Umar contested the veracity of the numbers quoted by PML-N leader Mohammad Zubair regarding the government’s economic performance, maintaining that the PTI government’s performance is “better than the former administrations”.

“According to Zubair Umar, the SBP numbers are bad,” he said. “I have told him many times to have any opinion he wants but ‘please take numbers from me’. In PML-N’s first year there was double-digit inflation which has not been seen so far here.

“When one attempts to move out of a balance of payment crisis, inflation rises. Ours has increased but increased lower than theirs. Moreover, in their government, inflation was borne mostly by the lowest income class. This time, the opposite has happened; the rich have suffered,” the finance minister said. “As far as unemployment is concerned, even [economist] Hafeez Pasha has said this much that under the PPP, unemployment had increased and under PML-N it increased even more sharply. If you observe the textile industry, the people who had exited the industry are actually coming back.”


On Tuesday, Umar shared the government’s plan to abolish unnecessary withholding taxes.

Addressing a ceremony in Islamabad, the finance minister underscored the need for reforms in property businesses, saying that the current tax system could not detect transactions and profits in property businesses.

He said that the issue of under-invoicing could be resolved through information technology. He said that import from China and Dubai could be checked through the use of IT services.

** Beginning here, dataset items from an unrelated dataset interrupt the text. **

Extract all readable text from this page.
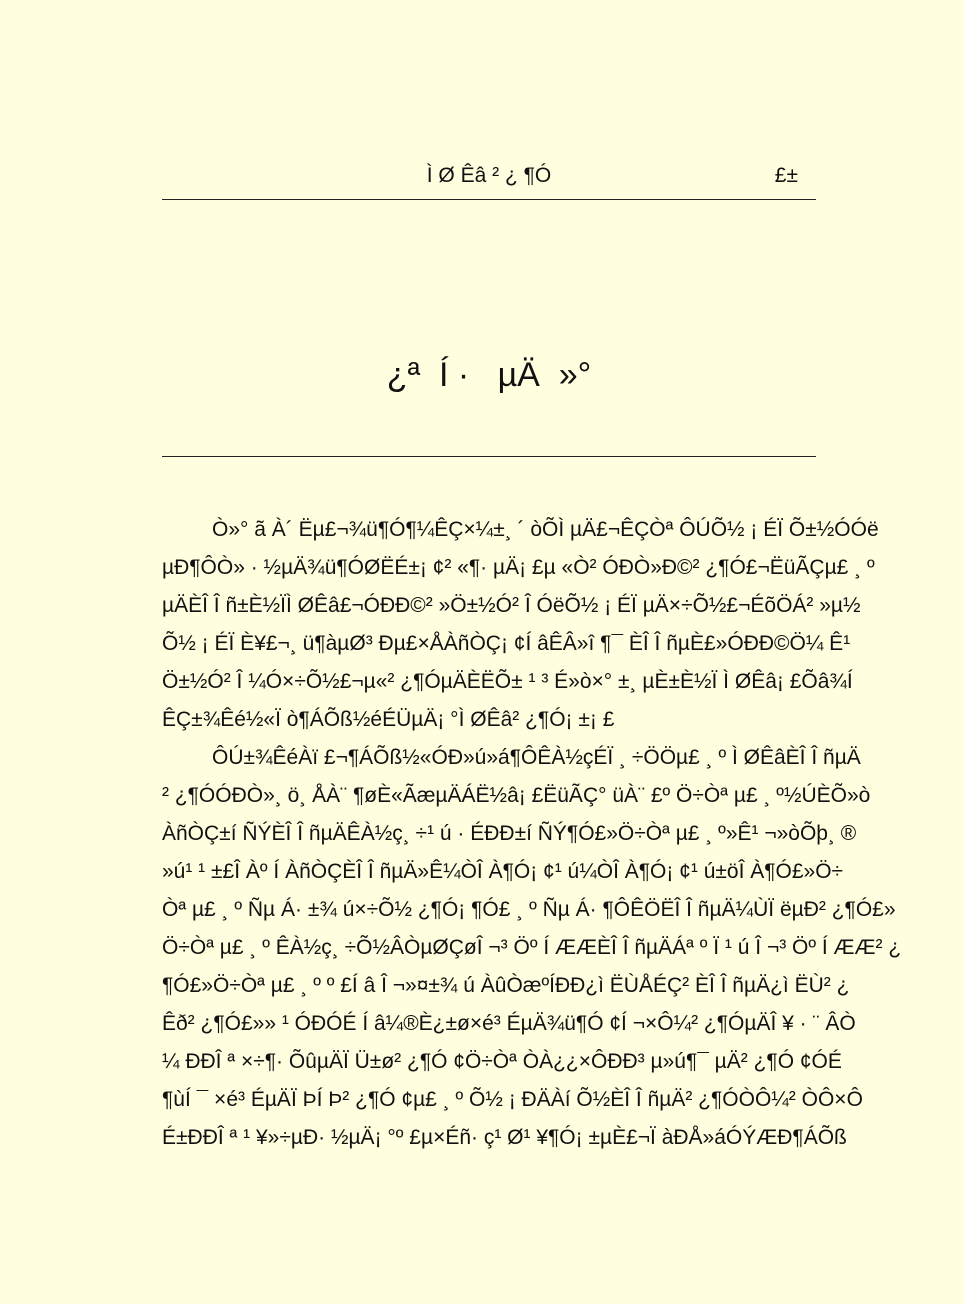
Ì Ø Êâ ² ¿ ¶Ó	£±
¿ª  Í ·   µÄ  »°
Ò»° ã À´ Ëµ£¬¾ü¶Ó¶¼ÊÇ×¼±¸ ´ òÕÌ µÄ£¬ÊÇÒª ÔÚÕ½ ¡ ÉÏ Õ±½ÓÓë
µÐ¶ÔÒ» · ½µÄ¾ü¶ÓØËÉ±¡ ¢² «¶· µÄ¡ £µ «Ò² ÓÐÒ»Ð©² ¿¶Ó£¬ËüÃÇµ£ ¸ º
µÄÈÎ Î ñ±È½ÏÌ ØÊâ£¬ÓÐÐ©² »Ö±½Ó² Î ÓëÕ½ ¡ ÉÏ µÄ×÷Õ½£¬ÉõÖÁ² »µ½
Õ½ ¡ ÉÏ È¥£¬¸ ü¶àµØ³ Ðµ£×ÅÀñÒÇ¡ ¢Í âÊÂ»î ¶¯ ÈÎ Î ñµÈ£»ÓÐÐ©Ö¼ Ê¹
Ö±½Ó² Î ¼Ó×÷Õ½£¬µ«² ¿¶ÓµÄÈËÕ± ¹ ³ É»ò×° ±¸ µÈ±È½Ï Ì ØÊâ¡ £Õâ¾Í
ÊÇ±¾Êé½«Ï ò¶ÁÕß½éÉÜµÄ¡ °Ì ØÊâ² ¿¶Ó¡ ±¡ £
ÔÚ±¾ÊéÀï £¬¶ÁÕß½«ÓÐ»ú»á¶ÔÊÀ½çÉÏ ¸ ÷ÖÖµ£ ¸ º Ì ØÊâÈÎ Î ñµÄ
² ¿¶ÓÓÐÒ»¸ ö¸ ÅÀ¨ ¶øÈ«ÃæµÄÁË½â¡ £ËüÃÇ° üÀ¨ £º Ö÷Òª µ£ ¸ º½ÚÈÕ»ò
ÀñÒÇ±í ÑÝÈÎ Î ñµÄÊÀ½ç¸ ÷¹ ú · ÉÐÐ±í ÑÝ¶Ó£»Ö÷Òª µ£ ¸ º»Ê¹ ¬»òÕþ¸ ®
»ú¹ ¹ ±£Î Àº Í ÀñÒÇÈÎ Î ñµÄ»Ê¼ÒÎ À¶Ó¡ ¢¹ ú¼ÒÎ À¶Ó¡ ¢¹ ú±öÎ À¶Ó£»Ö÷
Òª µ£ ¸ º Ñµ Á· ±¾ ú×÷Õ½ ¿¶Ó¡ ¶Ó£ ¸ º Ñµ Á· ¶ÔÊÖËÎ Î ñµÄ¼ÙÏ ëµÐ² ¿¶Ó£»
Ö÷Òª µ£ ¸ º ÊÀ½ç¸ ÷Õ½ÂÒµØÇøÎ ¬³ Öº Í ÆÆÈÎ Î ñµÄÁª º Ï ¹ ú Î ¬³ Öº Í ÆÆ² ¿
¶Ó£»Ö÷Òª µ£ ¸ º º £Í â Î ¬»¤±¾ ú ÀûÒæºÍÐÐ¿ì ËÙÅÉÇ² ÈÎ Î ñµÄ¿ì ËÙ² ¿
Êð² ¿¶Ó£»» ¹ ÓÐÓÉ Í â¼®È¿±ø×é³ ÉµÄ¾ü¶Ó ¢Í ¬×Ô¼² ¿¶ÓµÄÎ ¥ · ¨ ÂÒ
¼ ÐÐÎ ª ×÷¶· ÕûµÄÏ Ü±ø² ¿¶Ó ¢Ö÷Òª ÒÀ¿¿×ÔÐÐ³ µ»ú¶¯ µÄ² ¿¶Ó ¢ÓÉ
¶ùÍ ¯ ×é³ ÉµÄÏ ÞÍ Þ² ¿¶Ó ¢µ£ ¸ º Õ½ ¡ ÐÄÀí Õ½ÈÎ Î ñµÄ² ¿¶ÓÒÔ¼² ÒÔ×Ô
É±ÐÐÎ ª ¹ ¥»÷µÐ· ½µÄ¡ °º £µ×Éñ· ç¹ Ø¹ ¥¶Ó¡ ±µÈ£¬Ï àÐÅ»áÓÝÆÐ¶ÁÕß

Asad Umar said that the treasury had foreign reserves of only $1 billion while the monthly current account deficit was $2 billion. He said that the government has to take tough decisions to address the crippling economic situation.

The minister said that strict action against the corrupt elements was in the country’s interest. He said that the best platform to formulate a ‘charter of economy’ was the Senate and the National Assembly.